Terry had a good job with an established software company but left to join a startup. Why? “Because they’re giving me startup stock options.”
Too bad. Two years later that job ended. That startup was going nowhere, cutting costs, and fighting extinction. Terry needed a new job. Again.
What about those options? They had no value whatsoever. They were a ticket for a lottery that had no prize and no winner. As likely as the pot of gold at the end of the rainbow. And Terry, influenced by options to switch jobs, made a bad decision.
Terry’s mistake is way too common in the world of startups and people working with high tech. Options cloud judgment. They are almost always worth way less than the psychological value we give them.
7 hard facts about stock options
Here are some hard realities about stock options for startups
- Stock options for an early startup will normally only have value if the company grows, prospers, and has a liquidity event later. Options for shares that are never publicly traded can’t normally be sold. They are a chance to join in sharing the pot of gold at the end of the rainbow, but only for the small minority of startups that make it that far.
- Options usually involve vesting: you get them over time, as you stay with the company. Vesting often takes four years, but can be any specified time. In the most standard four year vesting, you get one fourth of your options for every year you stay. Vesting means they are yours – the company can’t take them back.

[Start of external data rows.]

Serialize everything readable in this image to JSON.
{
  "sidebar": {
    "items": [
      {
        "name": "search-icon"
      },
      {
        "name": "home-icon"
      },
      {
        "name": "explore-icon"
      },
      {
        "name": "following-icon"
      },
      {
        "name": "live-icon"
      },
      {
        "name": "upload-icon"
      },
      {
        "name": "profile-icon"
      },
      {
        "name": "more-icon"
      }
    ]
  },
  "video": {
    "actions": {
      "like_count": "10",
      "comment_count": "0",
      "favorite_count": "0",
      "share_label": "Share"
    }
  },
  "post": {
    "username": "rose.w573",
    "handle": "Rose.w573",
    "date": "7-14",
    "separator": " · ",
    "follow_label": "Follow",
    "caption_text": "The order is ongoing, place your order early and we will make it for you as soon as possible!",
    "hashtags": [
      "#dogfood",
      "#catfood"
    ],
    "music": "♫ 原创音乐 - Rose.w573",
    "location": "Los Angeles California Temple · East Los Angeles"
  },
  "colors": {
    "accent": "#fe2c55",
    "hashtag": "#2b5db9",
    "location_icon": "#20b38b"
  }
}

- The number of shares is only half a number, meaningless without the other half. You have to divide that number of shares by total shares outstanding to calculate what percent of ownership is involved. A thousand shares is 10% of a company that has ten thousand shares outstanding, but only a thousandth of a company that has a million shares outstanding.
- The number of shares outstanding generally grows as a startup gets more investment. That’s called dilution. So an option for one thousand shares might be worth one percent ownership at the beginning when the company only has ten thousand shares outstanding, but those ten thousand can easily become a hundred thousand or a million later.

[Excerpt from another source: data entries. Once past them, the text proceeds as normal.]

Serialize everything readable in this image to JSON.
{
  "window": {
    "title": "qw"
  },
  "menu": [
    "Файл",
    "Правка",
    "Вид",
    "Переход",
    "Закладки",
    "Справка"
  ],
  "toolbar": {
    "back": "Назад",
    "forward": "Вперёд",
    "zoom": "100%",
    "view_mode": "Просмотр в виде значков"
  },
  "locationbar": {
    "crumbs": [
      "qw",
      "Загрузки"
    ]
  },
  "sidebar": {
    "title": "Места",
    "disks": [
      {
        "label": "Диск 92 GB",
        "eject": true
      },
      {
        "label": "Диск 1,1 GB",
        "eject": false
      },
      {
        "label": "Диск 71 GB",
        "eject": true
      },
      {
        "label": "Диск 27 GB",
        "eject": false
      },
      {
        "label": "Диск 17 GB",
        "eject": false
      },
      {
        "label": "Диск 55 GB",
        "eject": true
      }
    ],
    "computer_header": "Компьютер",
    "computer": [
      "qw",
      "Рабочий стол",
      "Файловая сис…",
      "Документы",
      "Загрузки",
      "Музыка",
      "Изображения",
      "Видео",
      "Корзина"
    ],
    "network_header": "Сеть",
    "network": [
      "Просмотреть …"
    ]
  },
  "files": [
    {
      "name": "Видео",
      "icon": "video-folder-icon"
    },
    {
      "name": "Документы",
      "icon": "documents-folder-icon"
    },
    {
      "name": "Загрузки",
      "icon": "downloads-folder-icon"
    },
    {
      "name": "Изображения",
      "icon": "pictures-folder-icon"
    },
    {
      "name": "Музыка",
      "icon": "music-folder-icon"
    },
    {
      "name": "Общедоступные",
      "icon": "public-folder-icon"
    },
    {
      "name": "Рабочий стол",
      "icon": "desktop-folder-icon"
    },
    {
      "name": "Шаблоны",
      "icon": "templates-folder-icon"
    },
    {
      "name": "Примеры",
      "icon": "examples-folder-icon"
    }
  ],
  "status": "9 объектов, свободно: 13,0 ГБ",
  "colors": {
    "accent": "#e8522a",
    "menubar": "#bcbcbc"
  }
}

- Options have trigger prices to exercise. You have an option to buy; you don’t own them. You need to pay attention to the trigger price because that’s part of the value. Options for a thousand shares with trigger price of $1 per share cost $1,000. If the trigger price is $5, that’s a $5,000 purchase price.
- There are tax implications related to exercising options. The difference between the trigger price and the market price, at the time of exercising the options, was taxable at regular income tax rates the last time I looked (but check with an accountant; I’m not an accountant or attorney, so check me on my understanding). If you buy the options early, before they have real market value, your tax burden will be lower, but your risk higher. If you wait until the company gets liquidity (if it ever does) then your risk is much lower, but your tax burden higher.
- Most startups that raise venture capital investment are subject to so-called ratchet clauses that protect the investors from losing money band hurt the founders’ and option holders’ value. If the company achieves liquidity but for a market value less than what the venture capital investors put in, then they get all of that value first, before the others get any. You could have one percent ownership of a company worth $50 million, but get nothing if investors put in $75 million.
Get the stars out of your eyes
Stock options started decades ago as incentives for managers working in big companies whose stocks were traded on major public markets. The big publicly traded companies use them as incentive and reward. They give a manager options to buy shares at the current market value, so if the market value goes up, those options are worth money.
Stock options for startups, on the other hand, will only mean money if the startup is very successful. Even if the startup survives, grows, and prospers, the options might still be worth money if it doesn’t get acquired by a publicly traded company, or register and go public. Small shares of a healthy company that will remain privately owned forever, without a liquidity event, have almost no value to employees. They are better off negotiating salary and real benefits such as health care and vacations. Some companies whose use options to influence employees are, wither they intend to or not, giving them something equivalent to false gold.